Today AIM serves approximately 100 women a month. The program's staff and volunteer attorneys work to ensure visitation rights, and they represent incarcerated mothers in child-custody and adoption cases. An agency van makes the rounds once a week, picking up children in the Boston area for visits to their mothers, while volunteers use their own cars to reach children in other parts of the state. AIM also provides newly released clients with small emergency grants for rental security deposits, furniture and clothing, or to cover work-related expenses, such as uniforms or transportation to job interviews.
A new project called CHARM (Comprehensive Help to At-Risk Mothers) educates inmates about AIDS and HIV (the virus believed to cause AIDS), a growing problem among the women's prison population. Roseboro, who was diagnosed as HIV positive 10 years ago, says that AIM has been crucial in helping her understand and cope with her condition.

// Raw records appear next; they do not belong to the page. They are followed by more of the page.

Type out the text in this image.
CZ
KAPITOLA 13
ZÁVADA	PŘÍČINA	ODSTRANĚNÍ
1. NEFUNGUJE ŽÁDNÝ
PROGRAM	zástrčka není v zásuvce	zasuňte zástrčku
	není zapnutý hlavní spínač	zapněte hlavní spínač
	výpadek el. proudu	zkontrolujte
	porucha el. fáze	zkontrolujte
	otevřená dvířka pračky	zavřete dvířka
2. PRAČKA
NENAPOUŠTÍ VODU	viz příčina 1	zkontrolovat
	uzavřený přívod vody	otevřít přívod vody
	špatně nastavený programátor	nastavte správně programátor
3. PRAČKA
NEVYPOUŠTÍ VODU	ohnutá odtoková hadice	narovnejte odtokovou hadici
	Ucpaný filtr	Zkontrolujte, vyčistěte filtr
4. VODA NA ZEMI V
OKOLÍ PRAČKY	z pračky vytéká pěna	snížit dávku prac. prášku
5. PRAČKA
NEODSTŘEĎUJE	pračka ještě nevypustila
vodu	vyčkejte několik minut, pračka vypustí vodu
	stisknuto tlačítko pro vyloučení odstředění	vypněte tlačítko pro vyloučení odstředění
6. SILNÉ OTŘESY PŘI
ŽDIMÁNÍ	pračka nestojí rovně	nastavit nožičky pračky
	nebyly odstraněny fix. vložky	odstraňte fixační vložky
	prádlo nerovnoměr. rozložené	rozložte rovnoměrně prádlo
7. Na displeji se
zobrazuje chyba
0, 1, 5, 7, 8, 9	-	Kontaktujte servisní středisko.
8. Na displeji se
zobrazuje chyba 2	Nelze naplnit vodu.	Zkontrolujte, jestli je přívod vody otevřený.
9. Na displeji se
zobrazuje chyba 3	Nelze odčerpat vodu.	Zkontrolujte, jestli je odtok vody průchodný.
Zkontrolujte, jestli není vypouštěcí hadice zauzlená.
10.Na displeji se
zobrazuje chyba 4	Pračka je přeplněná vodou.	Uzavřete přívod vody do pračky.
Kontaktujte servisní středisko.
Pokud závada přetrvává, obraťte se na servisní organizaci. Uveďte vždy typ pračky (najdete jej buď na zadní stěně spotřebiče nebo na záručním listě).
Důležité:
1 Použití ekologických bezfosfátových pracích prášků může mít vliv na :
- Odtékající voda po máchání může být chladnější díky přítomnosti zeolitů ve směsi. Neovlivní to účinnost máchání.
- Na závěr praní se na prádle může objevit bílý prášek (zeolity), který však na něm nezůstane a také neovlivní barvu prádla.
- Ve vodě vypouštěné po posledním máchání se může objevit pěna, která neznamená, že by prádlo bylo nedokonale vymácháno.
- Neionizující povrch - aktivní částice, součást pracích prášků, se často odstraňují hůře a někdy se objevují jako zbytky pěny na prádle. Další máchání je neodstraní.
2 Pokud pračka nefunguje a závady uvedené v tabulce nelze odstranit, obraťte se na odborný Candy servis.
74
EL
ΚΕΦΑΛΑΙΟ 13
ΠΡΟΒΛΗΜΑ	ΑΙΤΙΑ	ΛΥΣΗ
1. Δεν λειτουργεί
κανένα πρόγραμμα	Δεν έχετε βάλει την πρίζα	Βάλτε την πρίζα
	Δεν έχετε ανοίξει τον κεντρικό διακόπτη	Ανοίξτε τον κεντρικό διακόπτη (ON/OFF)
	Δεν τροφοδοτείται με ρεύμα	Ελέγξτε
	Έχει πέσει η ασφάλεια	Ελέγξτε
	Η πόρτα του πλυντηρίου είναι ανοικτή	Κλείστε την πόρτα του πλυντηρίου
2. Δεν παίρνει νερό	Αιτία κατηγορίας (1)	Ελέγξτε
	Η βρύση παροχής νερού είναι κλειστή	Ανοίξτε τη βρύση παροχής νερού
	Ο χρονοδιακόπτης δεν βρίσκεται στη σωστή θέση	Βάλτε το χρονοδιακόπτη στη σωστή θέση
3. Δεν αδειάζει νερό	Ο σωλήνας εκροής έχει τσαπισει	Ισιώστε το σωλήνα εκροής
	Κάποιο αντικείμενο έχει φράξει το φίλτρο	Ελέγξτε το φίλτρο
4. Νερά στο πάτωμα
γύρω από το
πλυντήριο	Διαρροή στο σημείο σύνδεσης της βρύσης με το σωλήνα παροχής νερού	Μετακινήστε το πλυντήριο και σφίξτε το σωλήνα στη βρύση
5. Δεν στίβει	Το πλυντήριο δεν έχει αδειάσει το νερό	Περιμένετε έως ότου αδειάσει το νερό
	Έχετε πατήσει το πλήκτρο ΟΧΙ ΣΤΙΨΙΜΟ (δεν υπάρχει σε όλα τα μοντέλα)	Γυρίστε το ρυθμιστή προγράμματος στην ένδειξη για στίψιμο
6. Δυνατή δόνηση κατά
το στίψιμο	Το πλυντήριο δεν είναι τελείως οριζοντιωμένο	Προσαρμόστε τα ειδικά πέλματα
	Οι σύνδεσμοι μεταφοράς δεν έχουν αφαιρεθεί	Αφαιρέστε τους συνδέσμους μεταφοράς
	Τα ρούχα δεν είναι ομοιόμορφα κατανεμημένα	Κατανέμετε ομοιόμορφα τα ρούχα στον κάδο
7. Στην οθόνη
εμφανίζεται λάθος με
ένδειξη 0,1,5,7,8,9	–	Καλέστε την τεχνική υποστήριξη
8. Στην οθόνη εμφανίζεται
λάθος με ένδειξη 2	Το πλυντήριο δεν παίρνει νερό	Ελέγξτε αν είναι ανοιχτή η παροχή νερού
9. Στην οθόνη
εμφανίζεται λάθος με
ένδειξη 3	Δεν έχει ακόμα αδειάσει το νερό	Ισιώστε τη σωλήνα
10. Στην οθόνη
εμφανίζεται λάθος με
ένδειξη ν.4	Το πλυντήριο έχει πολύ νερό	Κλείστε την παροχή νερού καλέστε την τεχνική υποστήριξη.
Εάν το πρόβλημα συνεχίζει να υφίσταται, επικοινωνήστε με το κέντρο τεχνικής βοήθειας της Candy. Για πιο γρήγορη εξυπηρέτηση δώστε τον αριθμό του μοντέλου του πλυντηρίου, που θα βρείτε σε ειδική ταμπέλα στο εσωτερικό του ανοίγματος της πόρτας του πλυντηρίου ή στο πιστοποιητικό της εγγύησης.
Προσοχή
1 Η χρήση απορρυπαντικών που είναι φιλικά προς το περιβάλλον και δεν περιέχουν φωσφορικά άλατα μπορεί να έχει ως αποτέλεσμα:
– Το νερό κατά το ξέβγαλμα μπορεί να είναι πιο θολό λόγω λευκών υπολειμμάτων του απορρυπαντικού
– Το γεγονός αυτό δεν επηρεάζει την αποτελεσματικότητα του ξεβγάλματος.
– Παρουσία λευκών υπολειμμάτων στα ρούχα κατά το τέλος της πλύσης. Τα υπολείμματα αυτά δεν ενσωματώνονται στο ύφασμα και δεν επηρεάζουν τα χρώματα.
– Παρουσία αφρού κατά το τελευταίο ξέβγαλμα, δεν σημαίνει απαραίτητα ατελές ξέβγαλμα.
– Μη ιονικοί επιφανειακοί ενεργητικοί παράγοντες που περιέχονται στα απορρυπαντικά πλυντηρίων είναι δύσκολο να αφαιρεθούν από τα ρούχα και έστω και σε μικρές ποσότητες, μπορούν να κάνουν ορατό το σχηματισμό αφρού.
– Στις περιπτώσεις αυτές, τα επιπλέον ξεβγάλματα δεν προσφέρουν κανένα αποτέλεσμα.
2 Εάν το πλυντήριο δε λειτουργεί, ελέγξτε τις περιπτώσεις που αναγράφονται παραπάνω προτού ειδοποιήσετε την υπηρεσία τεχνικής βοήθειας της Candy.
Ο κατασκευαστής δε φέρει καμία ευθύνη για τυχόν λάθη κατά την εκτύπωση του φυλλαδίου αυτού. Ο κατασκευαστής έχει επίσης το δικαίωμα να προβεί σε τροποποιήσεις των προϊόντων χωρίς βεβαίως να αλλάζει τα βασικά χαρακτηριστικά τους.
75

"They helped me hook up with a church, which has been a real help," she says. Roseboro credits her Christian faith - and AIM - with keeping her healthy and drug free since her release.
Dorothy Dwyer has been an AIM volunteer for seven years, since her retirement from the Needham, Mass., public schools. She has spent hundreds of hours and driven thousands of miles, taking children, from infants to adolescents, to see their mothers in Framingham.
"It's wonderful when the children first come for their visit. They're so happy to see their moms, and their moms are so happy to see them. But it's usually a very short visit, and when you have to take them away, that's very hard, especially for the school-aged children." `It's not their fault'
"There's also a children's group on Thursday," says Jones, who became a volunteer after her mother was released. "We have a driver who brings the kids in. First we ask them if they have any homework and if they need help with it. We have a diary where we ask them to write down how they feel. We always have a snack, and then we sit down and talk."
Sometimes, help for these kids can be as simple as letting them know they're not to blame for their mothers' being in prison.
"When your mother's incarcerated, society makes you feel like it's your fault," Jones says. "Lots of times the kids will say, `If I hadn't done this, if I hadn't done that, my mommy wouldn't be in that place.' But it's not their fault, and it's really important that someone tells them that."
"When the parents are recovering, the children need to recover too," Roseboro adds. "They need to know that mommy's coming back, that she's safe. After she's out, they need to know that mommy isn't going back to jail."
Dwyer keeps in touch with many of the mothers after they're released. Roseboro has also become an AIM volunteer.
"Once you're in the program, you're always a member of Aid to Incarcerated Mothers," Roseboro says. "They gave me a foundation and helped me get started in the right direction. No matter what, that will be a part of me for the rest of my life."